Les élu(e)s de Concarneau une Nouvelle Énergie et d A Bâbord toute : Pierre-Francois Bonneau,
Claude Drouglazet, Marianne Jan, Antony Le Bras, Gaël Le Meur, Marie Le Meur et Nicole
Ziegler :
dénoncent le procédé grossier du nouveau calcul du forfait communal dont la délibération, pour les
années 2011-2012-2013, est présentée au conseil municipal du 4 février.


La loi précise que le calcul du forfait communal aux écoles élémentaires privées est l'estimation du
coût d'un élève dans les écoles publiques de la commune multipliée par le nombre d'élèves
présents dans les écoles privées. la loi n’impose aux communes qu’une aide aux écoles
élémentaires privées.


En 2015, le Tribunal administratif a condamné la Mairie de Concarneau car celle-ci avait
anormalement "gonflé" l’évaluation de ce coût (+ 71,73 % d'augmentation depuis l'arrivée de cette
équipe municipale en 2008).


Malgré cette condamnation et alors que les élus de la majorité, lors des commissions, avouaient
que l'évaluation de certains postes (pour l'estimation du coût d’un élève en école publique
élémentaire /CEEP) s’est faite "à la louche", le Maire présente une délibération qui surévalue
encore fortement ce coût : il estime donc le coût d’un élève en école publique élémentaire à
617,51 € pour 2011, par exemple, contre 815.69 € avant la condamnation (pour information en
2012, le CEEP pour les principales villes du Finistère oscillait entre 322.99 € et 436.29 € quand la
ville de Concarneau l’estimait à 825.49 € !)
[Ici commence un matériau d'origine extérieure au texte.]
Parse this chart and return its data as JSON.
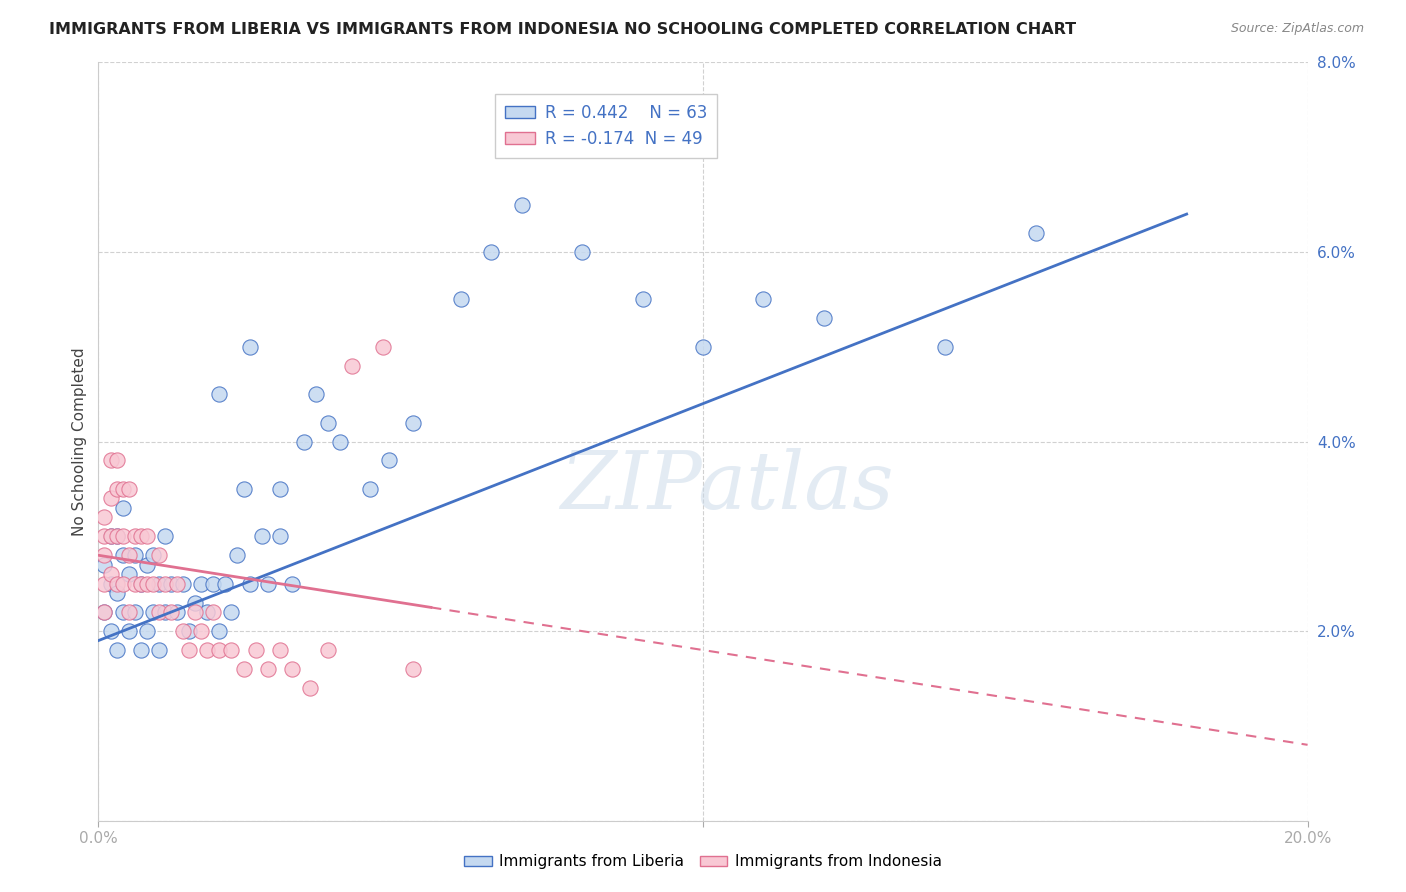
{
  "title": "IMMIGRANTS FROM LIBERIA VS IMMIGRANTS FROM INDONESIA NO SCHOOLING COMPLETED CORRELATION CHART",
  "source": "Source: ZipAtlas.com",
  "ylabel": "No Schooling Completed",
  "xlim": [
    0,
    0.2
  ],
  "ylim": [
    0,
    0.08
  ],
  "xtick_positions": [
    0.0,
    0.1,
    0.2
  ],
  "xtick_labels": [
    "0.0%",
    "",
    "20.0%"
  ],
  "ytick_positions": [
    0.0,
    0.02,
    0.04,
    0.06,
    0.08
  ],
  "ytick_labels": [
    "",
    "2.0%",
    "4.0%",
    "6.0%",
    "8.0%"
  ],
  "legend_label1": "Immigrants from Liberia",
  "legend_label2": "Immigrants from Indonesia",
  "R1": 0.442,
  "N1": 63,
  "R2": -0.174,
  "N2": 49,
  "color1_face": "#c5d9f0",
  "color1_edge": "#4472c4",
  "color2_face": "#f8c8d4",
  "color2_edge": "#e07090",
  "line_color1": "#4472c4",
  "line_color2": "#e07090",
  "watermark": "ZIPatlas",
  "background_color": "#ffffff",
  "grid_color": "#cccccc",
  "lib_line_x0": 0.0,
  "lib_line_y0": 0.019,
  "lib_line_x1": 0.18,
  "lib_line_y1": 0.064,
  "ind_line_x0": 0.0,
  "ind_line_y0": 0.028,
  "ind_line_solid_x1": 0.055,
  "ind_line_x1": 0.2,
  "ind_line_y1": 0.008,
  "liberia_x": [
    0.001,
    0.001,
    0.002,
    0.002,
    0.002,
    0.003,
    0.003,
    0.003,
    0.004,
    0.004,
    0.004,
    0.005,
    0.005,
    0.006,
    0.006,
    0.007,
    0.007,
    0.008,
    0.008,
    0.009,
    0.009,
    0.01,
    0.01,
    0.011,
    0.011,
    0.012,
    0.013,
    0.014,
    0.015,
    0.016,
    0.017,
    0.018,
    0.019,
    0.02,
    0.021,
    0.022,
    0.023,
    0.024,
    0.025,
    0.027,
    0.028,
    0.03,
    0.032,
    0.034,
    0.036,
    0.038,
    0.04,
    0.045,
    0.048,
    0.052,
    0.06,
    0.065,
    0.07,
    0.08,
    0.09,
    0.1,
    0.11,
    0.12,
    0.14,
    0.155,
    0.02,
    0.025,
    0.03
  ],
  "liberia_y": [
    0.022,
    0.027,
    0.02,
    0.025,
    0.03,
    0.018,
    0.024,
    0.03,
    0.022,
    0.028,
    0.033,
    0.02,
    0.026,
    0.022,
    0.028,
    0.018,
    0.025,
    0.02,
    0.027,
    0.022,
    0.028,
    0.018,
    0.025,
    0.022,
    0.03,
    0.025,
    0.022,
    0.025,
    0.02,
    0.023,
    0.025,
    0.022,
    0.025,
    0.02,
    0.025,
    0.022,
    0.028,
    0.035,
    0.025,
    0.03,
    0.025,
    0.035,
    0.025,
    0.04,
    0.045,
    0.042,
    0.04,
    0.035,
    0.038,
    0.042,
    0.055,
    0.06,
    0.065,
    0.06,
    0.055,
    0.05,
    0.055,
    0.053,
    0.05,
    0.062,
    0.045,
    0.05,
    0.03
  ],
  "indonesia_x": [
    0.001,
    0.001,
    0.001,
    0.001,
    0.001,
    0.002,
    0.002,
    0.002,
    0.002,
    0.003,
    0.003,
    0.003,
    0.003,
    0.004,
    0.004,
    0.004,
    0.005,
    0.005,
    0.005,
    0.006,
    0.006,
    0.007,
    0.007,
    0.008,
    0.008,
    0.009,
    0.01,
    0.01,
    0.011,
    0.012,
    0.013,
    0.014,
    0.015,
    0.016,
    0.017,
    0.018,
    0.019,
    0.02,
    0.022,
    0.024,
    0.026,
    0.028,
    0.03,
    0.032,
    0.035,
    0.038,
    0.042,
    0.047,
    0.052
  ],
  "indonesia_y": [
    0.028,
    0.03,
    0.032,
    0.025,
    0.022,
    0.026,
    0.03,
    0.034,
    0.038,
    0.025,
    0.03,
    0.035,
    0.038,
    0.025,
    0.03,
    0.035,
    0.022,
    0.028,
    0.035,
    0.025,
    0.03,
    0.025,
    0.03,
    0.025,
    0.03,
    0.025,
    0.022,
    0.028,
    0.025,
    0.022,
    0.025,
    0.02,
    0.018,
    0.022,
    0.02,
    0.018,
    0.022,
    0.018,
    0.018,
    0.016,
    0.018,
    0.016,
    0.018,
    0.016,
    0.014,
    0.018,
    0.048,
    0.05,
    0.016
  ]
}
La rigueur de l'utilisation de l’argent public, le respect de la loi et le souci de l’intérêt général
auraient voulu que le trop-perçu versé en 2011, 2012 et 2013 soit rendu au budget général de la
ville.


Or le Maire, qui n’a de cesse de justifier les restrictions du service public au motif de la rigueur
budgétaire, choisit de réaffecter ce trop-perçu de plusieurs milliers d’euros aux écoles maternelles
privées. Il a donc mis la ville dans l'illégalité, les finances dans le rouge et le budget communal au
service de ses intérêts partisans.


C’est l’aveu d’une politique qui favorise une école face à une autre et l’abandon de la laïcité au
profit d’un certain clientélisme inquiétant lorsqu’on a en gestion les finances communales.